Up to now, I have been experimenting with using the different models available in the Fastai library during the course and the Kaggle competitions on an ad-hoc basis but as we approach the last week of the course, it would be great to understand more about their architectures and their best use cases(CNNs, RNN, structured data). ImageNet based models and their levels of complexity are easier to understand, others are not so clearcut. Are you finding that some models perform better on certain projects than others or are you building your own models from scratch for certain problems.
Here is some intuition I’ve gathered so far so good:
- The ResNet-18, Resnet-34 models have fewer parameters, thus they’re less likely to overfit if you have fewer training datasets. If you’ve got 10’s of thousands, feel free to use VGG-16, Resnet-101 and so on.
- Generally for classification, Resnet are considered the state-of-the-art. So always try one of the ResNet versions out.
- The pretrained VGG-16 on imagenet, strangely, is much adopted for for many other image tasks such as image segmentation, object localization etc.

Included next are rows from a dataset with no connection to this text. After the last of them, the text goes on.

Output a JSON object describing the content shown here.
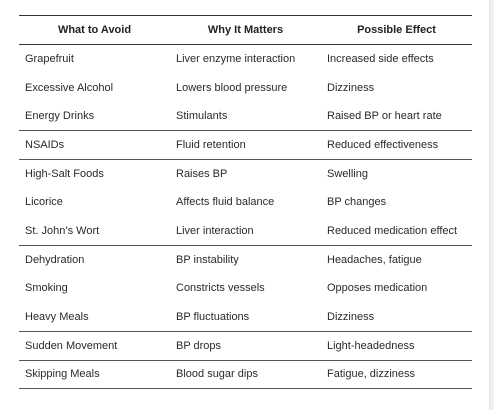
{
  "table": {
    "headers": [
      "What to Avoid",
      "Why It Matters",
      "Possible Effect"
    ],
    "rows": [
      {
        "avoid": "Grapefruit",
        "why": "Liver enzyme interaction",
        "effect": "Increased side effects"
      },
      {
        "avoid": "Excessive Alcohol",
        "why": "Lowers blood pressure",
        "effect": "Dizziness"
      },
      {
        "avoid": "Energy Drinks",
        "why": "Stimulants",
        "effect": "Raised BP or heart rate"
      },
      {
        "avoid": "NSAIDs",
        "why": "Fluid retention",
        "effect": "Reduced effectiveness"
      },
      {
        "avoid": "High-Salt Foods",
        "why": "Raises BP",
        "effect": "Swelling"
      },
      {
        "avoid": "Licorice",
        "why": "Affects fluid balance",
        "effect": "BP changes"
      },
      {
        "avoid": "St. John’s Wort",
        "why": "Liver interaction",
        "effect": "Reduced medication effect"
      },
      {
        "avoid": "Dehydration",
        "why": "BP instability",
        "effect": "Headaches, fatigue"
      },
      {
        "avoid": "Smoking",
        "why": "Constricts vessels",
        "effect": "Opposes medication"
      },
      {
        "avoid": "Heavy Meals",
        "why": "BP fluctuations",
        "effect": "Dizziness"
      },
      {
        "avoid": "Sudden Movement",
        "why": "BP drops",
        "effect": "Light-headedness"
      },
      {
        "avoid": "Skipping Meals",
        "why": "Blood sugar dips",
        "effect": "Fatigue, dizziness"
      }
    ]
  }
}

- Finally, the best model will always be an ensemble. So if it is sheer competition you gotta win, try them all out and get an average score.
It seems that NLP is behind image tasks when it comes down to using NNs. However, here’s a bit:
- If it seems like a problem could use RNNs, start with a LSTM. LSTMs have been (almost) universally used for advances in machine translation, text modelling etc.
- In github/fastai, there’s an implementation of a more effective LSTM model, which has been called the RNNEncoder. Uses an implementation of dropout through the network that is supposed to regularize the model much better than LSTMs with naive dropout. Also, based on this paper.
- The google word2vec or the glove seem to be for NLP, what imagenet-pretrained models are for CNNs. I.e. they represent a good starting point for embeddings for NLP tasks.
- Finally the different flavors of RNN architectures (many to one, one to many, one to one, and many to many) have enabled their usage in many different domains. You should check them out. I apologize because I can’t seem to find a good link to them, although I know that I’ve encountered these before.
I really have no experience with this. I couldn’t even understand the Rossman problem that was solved in the fastai lectures. There were so many feature engineering involved that i figured I’d have to watch the machine-learning videos.
My understand is, Google word2vec or the GloVe vectors are Machine Learning techniques, not Deep Learning.
Word2Vec and Glove are way to create Pre-trained Embeddings for Words used in Google News or Wikipedia or other corpora. You can think of these pre-trained embeddings similar to pre-trained models in images.
Both Word2Vec and Glove are based on Neural Nets (Single Layer). Hence they are Shallow leaning models, but still part of Deep Learning family since we could use TensorFlow, Keras or PyTorch to create these embeddings
We’ll be learning about resnet on Monday FYI.
That’s great, it would also be very helpful to understand how to create an ensemble of models using various methods. Thanks.
You might find this handy too. This paper compared various CNN architectures in terms of accuracy, performance, memory, speed of convergence etc. These become important considerations while targetting production.
Some researchers keep updating their line of architectures, for e.g. the Inception and ResNet families keep evolving for classification, and the R-CNN and Yolo line for object detection. Further architectures take inspiration and breakout from these.
apropos of nothing, just finished watching Andrew Ng’s Coursera Convnets week on object detection, seems like he has a (strong) preference for YOLO over R-CNN
A trivial one
What’s the main purpose of the starting few layers in the ResNet architecture?(not sure but are these called bottlenecks?)(conv-batchnorm-maxpool-relu)
Couldn’t get the reason except it’s to capture features at large?
Just regarding image classification problems, I personally try not to be overly “loyal” to any single model architecture. You may think you have the best one and end up ignoring others that could have performed better. So my general rule of thumb is to pretty much try them all out on each new dataset and empirically go with the one that performs best.
Sometimes there will be one model that clearly outperforms all the rest, but other times there is no clear “winner” and usually in that situation the best strategy is to take an ensemble of different models.
Another thing to consider is that not all architectures “like” the data in the same formats/representations. Just plugging in the same data to all models that are available won’t necessarily give you an accurate comparison. So you may need to test out many different image sizes, pre-processing steps, etc. before you can accurately come to any conclusion about which model is truly best for a specific problem.
To clarify - they’re not the starting few layers of the network, but are blocks that are interspersed at regular times throughout the network.
We need them to allow us to have stride=2 layers, and also to force the network to find different types of features.